One strength of this study was the lack of limitations we placed on our data. Analyses of weight and mortality often employ different methodology and lack uniformity, which does not allow comparison of results among various studies. For example, many studies limit their population to nonsmokers or exclude people who may have died early in the follow-up. In our study, we assessed the association of overweight and obesity and cardiovascular mortality among current, former, and nonsmokers. We did not exclude deaths that occurred early in follow-up. We controlled for smoking and other comorbid conditions in the analysis. This strategy provided results from a large number of black and white, younger and older women who are representative of the population.

These results suggest that there is an association between obesity and CVD mortality in younger and older white women. Among white women, obesity is associated with a greater CVD mortality risk in women younger than 60 years of age. This association is particularly important as the prevalence of obesity in children and younger adults being classified as overweight and obese continues to rise. As the prevalence of obesity increases in younger women, it is reasonable to assume that the number of women at increased risk of CVD mortality will also grow. Hence, obesity treatment and prevention would most likely have the greatest impact on reducing CVD mortality in white women, particularly those younger than age 60.

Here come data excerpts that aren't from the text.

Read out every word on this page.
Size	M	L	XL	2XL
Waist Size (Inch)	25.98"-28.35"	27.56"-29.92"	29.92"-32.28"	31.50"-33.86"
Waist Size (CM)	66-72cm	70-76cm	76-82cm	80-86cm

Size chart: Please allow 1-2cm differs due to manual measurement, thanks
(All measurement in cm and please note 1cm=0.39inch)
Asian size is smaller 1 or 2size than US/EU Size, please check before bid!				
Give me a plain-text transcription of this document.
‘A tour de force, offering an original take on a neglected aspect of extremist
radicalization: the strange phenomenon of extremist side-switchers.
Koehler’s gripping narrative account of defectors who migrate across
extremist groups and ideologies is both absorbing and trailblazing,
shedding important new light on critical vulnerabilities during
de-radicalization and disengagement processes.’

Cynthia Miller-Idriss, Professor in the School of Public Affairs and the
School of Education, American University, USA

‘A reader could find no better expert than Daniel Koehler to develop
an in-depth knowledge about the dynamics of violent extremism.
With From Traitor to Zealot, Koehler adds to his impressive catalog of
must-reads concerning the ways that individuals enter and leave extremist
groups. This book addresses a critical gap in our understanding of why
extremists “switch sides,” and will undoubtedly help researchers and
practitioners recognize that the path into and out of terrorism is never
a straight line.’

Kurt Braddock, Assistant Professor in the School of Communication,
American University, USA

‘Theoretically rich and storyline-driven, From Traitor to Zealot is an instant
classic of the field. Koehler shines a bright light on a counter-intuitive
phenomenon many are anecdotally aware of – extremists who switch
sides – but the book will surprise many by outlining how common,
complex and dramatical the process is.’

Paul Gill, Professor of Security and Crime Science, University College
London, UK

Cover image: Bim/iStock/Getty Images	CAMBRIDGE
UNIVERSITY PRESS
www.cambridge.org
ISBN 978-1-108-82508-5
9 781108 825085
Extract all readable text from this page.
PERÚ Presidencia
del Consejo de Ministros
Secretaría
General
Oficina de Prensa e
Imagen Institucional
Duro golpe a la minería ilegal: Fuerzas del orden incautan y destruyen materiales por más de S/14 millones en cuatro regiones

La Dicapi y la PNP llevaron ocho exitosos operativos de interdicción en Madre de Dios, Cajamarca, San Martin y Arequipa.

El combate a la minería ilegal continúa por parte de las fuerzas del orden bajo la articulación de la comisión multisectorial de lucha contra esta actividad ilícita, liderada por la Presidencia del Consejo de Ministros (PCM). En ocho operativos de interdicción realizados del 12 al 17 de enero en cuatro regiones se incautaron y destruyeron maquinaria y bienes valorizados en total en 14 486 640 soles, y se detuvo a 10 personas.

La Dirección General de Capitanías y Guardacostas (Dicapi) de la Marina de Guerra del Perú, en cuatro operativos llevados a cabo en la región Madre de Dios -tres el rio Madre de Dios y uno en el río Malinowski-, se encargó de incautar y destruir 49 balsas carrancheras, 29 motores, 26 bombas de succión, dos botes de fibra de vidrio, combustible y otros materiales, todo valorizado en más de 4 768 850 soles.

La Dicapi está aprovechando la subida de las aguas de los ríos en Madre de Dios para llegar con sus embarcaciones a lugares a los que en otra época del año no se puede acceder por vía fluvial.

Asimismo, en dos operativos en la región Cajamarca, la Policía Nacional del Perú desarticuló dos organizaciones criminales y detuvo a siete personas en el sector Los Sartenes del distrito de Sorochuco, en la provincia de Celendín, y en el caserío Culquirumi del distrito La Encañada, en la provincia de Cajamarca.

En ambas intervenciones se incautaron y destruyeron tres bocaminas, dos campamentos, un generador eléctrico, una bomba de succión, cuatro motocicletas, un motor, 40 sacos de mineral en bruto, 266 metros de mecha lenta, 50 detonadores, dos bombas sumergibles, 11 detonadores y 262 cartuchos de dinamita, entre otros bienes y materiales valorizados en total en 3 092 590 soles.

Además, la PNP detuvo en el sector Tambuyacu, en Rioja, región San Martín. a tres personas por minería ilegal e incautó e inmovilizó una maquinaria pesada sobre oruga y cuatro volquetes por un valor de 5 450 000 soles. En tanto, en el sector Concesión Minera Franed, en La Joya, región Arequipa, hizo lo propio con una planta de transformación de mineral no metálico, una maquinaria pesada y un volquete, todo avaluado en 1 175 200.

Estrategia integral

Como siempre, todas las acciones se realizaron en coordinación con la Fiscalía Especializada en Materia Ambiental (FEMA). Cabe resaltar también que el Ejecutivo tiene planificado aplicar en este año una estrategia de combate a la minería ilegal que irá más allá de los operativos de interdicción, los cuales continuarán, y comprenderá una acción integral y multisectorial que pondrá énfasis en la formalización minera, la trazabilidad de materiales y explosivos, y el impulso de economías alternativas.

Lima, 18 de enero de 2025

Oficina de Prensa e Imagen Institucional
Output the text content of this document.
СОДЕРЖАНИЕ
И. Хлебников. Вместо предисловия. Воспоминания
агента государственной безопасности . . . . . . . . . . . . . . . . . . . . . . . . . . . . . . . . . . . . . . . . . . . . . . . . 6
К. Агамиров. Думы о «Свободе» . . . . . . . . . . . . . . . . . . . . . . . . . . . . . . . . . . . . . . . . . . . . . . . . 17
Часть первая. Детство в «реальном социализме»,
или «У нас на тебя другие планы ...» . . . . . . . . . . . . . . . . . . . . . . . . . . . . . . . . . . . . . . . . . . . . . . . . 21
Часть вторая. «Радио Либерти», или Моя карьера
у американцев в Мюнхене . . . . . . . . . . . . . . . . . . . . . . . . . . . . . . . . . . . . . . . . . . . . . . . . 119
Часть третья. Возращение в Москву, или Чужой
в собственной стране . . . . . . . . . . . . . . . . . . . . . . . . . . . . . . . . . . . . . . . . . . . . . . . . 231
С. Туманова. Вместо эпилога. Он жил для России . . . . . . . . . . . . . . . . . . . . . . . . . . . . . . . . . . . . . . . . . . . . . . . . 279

While obesity was not independently associated with CVD mortality in black respondents, a significant association in younger black women was observed until adjustment was made for obesity-associated risk factors, including hypertension and diabetes. Because medical management of risk factors can be suboptimal, weight loss, which improves multiple cardiovascular risk factors, is likely to reduce cardiovascular mortality in younger black women. Given the noncardiovascular health risks of obesity, which include degenerative joint disease and several cancers, the treatment and prevention of obesity in all women has important personal and public health implications.